In deze zaak heeft de Voorzitter van de Afdeling bestuursrechtspraak van de Raad van State op 25 april 2005 uitspraak gedaan over een verzoek om een voorlopige voorziening. Het verzoeker, wonend te [woonplaats], had bezwaar gemaakt tegen een besluit van het college van burgemeester en wethouders van Almelo, dat op 23 februari 2005 het verzoek om toepassing van bestuurlijke handhavingsmiddelen met betrekking tot een productiebedrijf voor diervoeding en kauwartikelen voor honden had afgewezen. De zaak werd behandeld op 18 april 2005, waarbij verzoeker in persoon aanwezig was en verweerder vertegenwoordigd werd door ambtenaren van de gemeente.
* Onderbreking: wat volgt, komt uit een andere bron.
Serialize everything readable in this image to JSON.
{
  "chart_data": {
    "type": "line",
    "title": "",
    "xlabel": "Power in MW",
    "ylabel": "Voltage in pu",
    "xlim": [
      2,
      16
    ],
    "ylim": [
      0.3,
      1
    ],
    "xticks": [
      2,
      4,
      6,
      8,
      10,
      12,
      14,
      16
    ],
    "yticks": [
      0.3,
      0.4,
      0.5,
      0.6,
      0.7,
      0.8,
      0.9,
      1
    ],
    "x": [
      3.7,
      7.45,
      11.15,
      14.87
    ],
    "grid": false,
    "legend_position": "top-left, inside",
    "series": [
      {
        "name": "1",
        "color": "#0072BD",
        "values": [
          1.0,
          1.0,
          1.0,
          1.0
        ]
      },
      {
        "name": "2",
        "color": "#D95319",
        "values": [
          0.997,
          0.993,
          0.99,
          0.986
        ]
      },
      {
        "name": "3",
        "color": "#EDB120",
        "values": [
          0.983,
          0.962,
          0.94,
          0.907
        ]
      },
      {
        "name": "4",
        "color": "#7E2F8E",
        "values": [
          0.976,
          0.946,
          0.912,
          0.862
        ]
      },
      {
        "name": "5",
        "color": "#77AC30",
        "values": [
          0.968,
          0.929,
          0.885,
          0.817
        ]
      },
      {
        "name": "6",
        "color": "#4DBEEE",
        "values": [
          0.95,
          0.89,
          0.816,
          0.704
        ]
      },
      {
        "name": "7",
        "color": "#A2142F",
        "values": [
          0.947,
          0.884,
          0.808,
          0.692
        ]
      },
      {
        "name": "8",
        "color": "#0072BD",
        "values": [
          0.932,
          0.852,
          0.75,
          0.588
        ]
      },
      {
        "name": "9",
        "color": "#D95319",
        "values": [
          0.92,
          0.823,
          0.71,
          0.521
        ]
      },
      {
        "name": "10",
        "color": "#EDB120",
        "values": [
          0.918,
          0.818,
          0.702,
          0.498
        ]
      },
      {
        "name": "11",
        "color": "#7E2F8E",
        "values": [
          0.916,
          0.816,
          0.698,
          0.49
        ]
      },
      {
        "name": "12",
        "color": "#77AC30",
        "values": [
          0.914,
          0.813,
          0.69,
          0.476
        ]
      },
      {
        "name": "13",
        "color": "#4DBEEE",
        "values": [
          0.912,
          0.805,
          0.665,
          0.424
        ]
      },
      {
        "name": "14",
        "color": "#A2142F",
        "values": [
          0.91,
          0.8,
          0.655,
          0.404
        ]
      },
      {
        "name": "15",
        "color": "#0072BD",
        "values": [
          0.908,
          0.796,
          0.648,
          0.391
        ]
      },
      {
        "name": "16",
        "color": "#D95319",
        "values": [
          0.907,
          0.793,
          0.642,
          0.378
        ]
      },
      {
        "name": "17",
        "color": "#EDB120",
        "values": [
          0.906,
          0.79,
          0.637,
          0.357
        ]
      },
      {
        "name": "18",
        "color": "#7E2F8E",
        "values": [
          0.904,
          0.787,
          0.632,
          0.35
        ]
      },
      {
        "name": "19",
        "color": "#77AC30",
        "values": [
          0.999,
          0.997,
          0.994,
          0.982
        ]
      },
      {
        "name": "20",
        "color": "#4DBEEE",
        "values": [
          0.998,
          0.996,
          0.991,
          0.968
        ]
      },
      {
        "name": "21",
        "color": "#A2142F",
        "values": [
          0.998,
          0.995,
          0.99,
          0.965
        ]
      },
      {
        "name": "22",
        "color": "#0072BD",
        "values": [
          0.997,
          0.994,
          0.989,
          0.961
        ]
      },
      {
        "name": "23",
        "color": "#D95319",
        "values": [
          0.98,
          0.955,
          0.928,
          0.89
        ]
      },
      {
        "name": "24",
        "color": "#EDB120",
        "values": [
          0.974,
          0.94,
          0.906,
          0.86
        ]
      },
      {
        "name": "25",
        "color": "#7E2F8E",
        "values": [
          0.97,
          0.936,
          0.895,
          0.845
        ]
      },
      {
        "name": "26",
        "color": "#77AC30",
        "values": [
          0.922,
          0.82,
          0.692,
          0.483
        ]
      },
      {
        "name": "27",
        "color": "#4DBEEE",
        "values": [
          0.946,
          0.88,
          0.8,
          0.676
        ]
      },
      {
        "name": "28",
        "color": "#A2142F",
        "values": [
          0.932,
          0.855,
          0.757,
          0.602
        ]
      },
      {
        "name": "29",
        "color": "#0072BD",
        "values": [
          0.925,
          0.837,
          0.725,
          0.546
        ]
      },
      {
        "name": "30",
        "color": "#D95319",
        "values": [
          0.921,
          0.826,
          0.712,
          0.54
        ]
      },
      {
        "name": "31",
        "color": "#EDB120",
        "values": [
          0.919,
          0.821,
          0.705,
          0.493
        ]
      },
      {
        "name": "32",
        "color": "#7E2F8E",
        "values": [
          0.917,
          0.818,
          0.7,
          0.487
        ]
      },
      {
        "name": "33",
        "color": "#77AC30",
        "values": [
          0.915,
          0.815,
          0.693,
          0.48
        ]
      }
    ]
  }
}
De Voorzitter overwoog dat het verzoek om handhaving betrekking had op de naleving van voorschrift 8.1 van de oprichtingsvergunning van 1 september 1998. Verzoeker stelde dat de droogcapaciteit van de droogkamers was uitgebreid en dat de inrichting niet voldeed aan de geurnorm. Verweerder betwistte dit en stelde dat er geen overtreding was van de geurnorm, ondanks enkele wijzigingen in de inrichting. De Voorzitter concludeerde dat er onvoldoende bewijs was dat de inrichting niet aan de geurnorm voldeed en dat verweerder het verzoek om handhaving terecht had afgewezen.
Daarom werd het verzoek om een voorlopige voorziening afgewezen en werd er geen proceskostenveroordeling opgelegd. De uitspraak benadrukt het belang van voldoende bewijs bij handhavingsverzoeken en de rol van de bestuursrechter in dergelijke geschillen.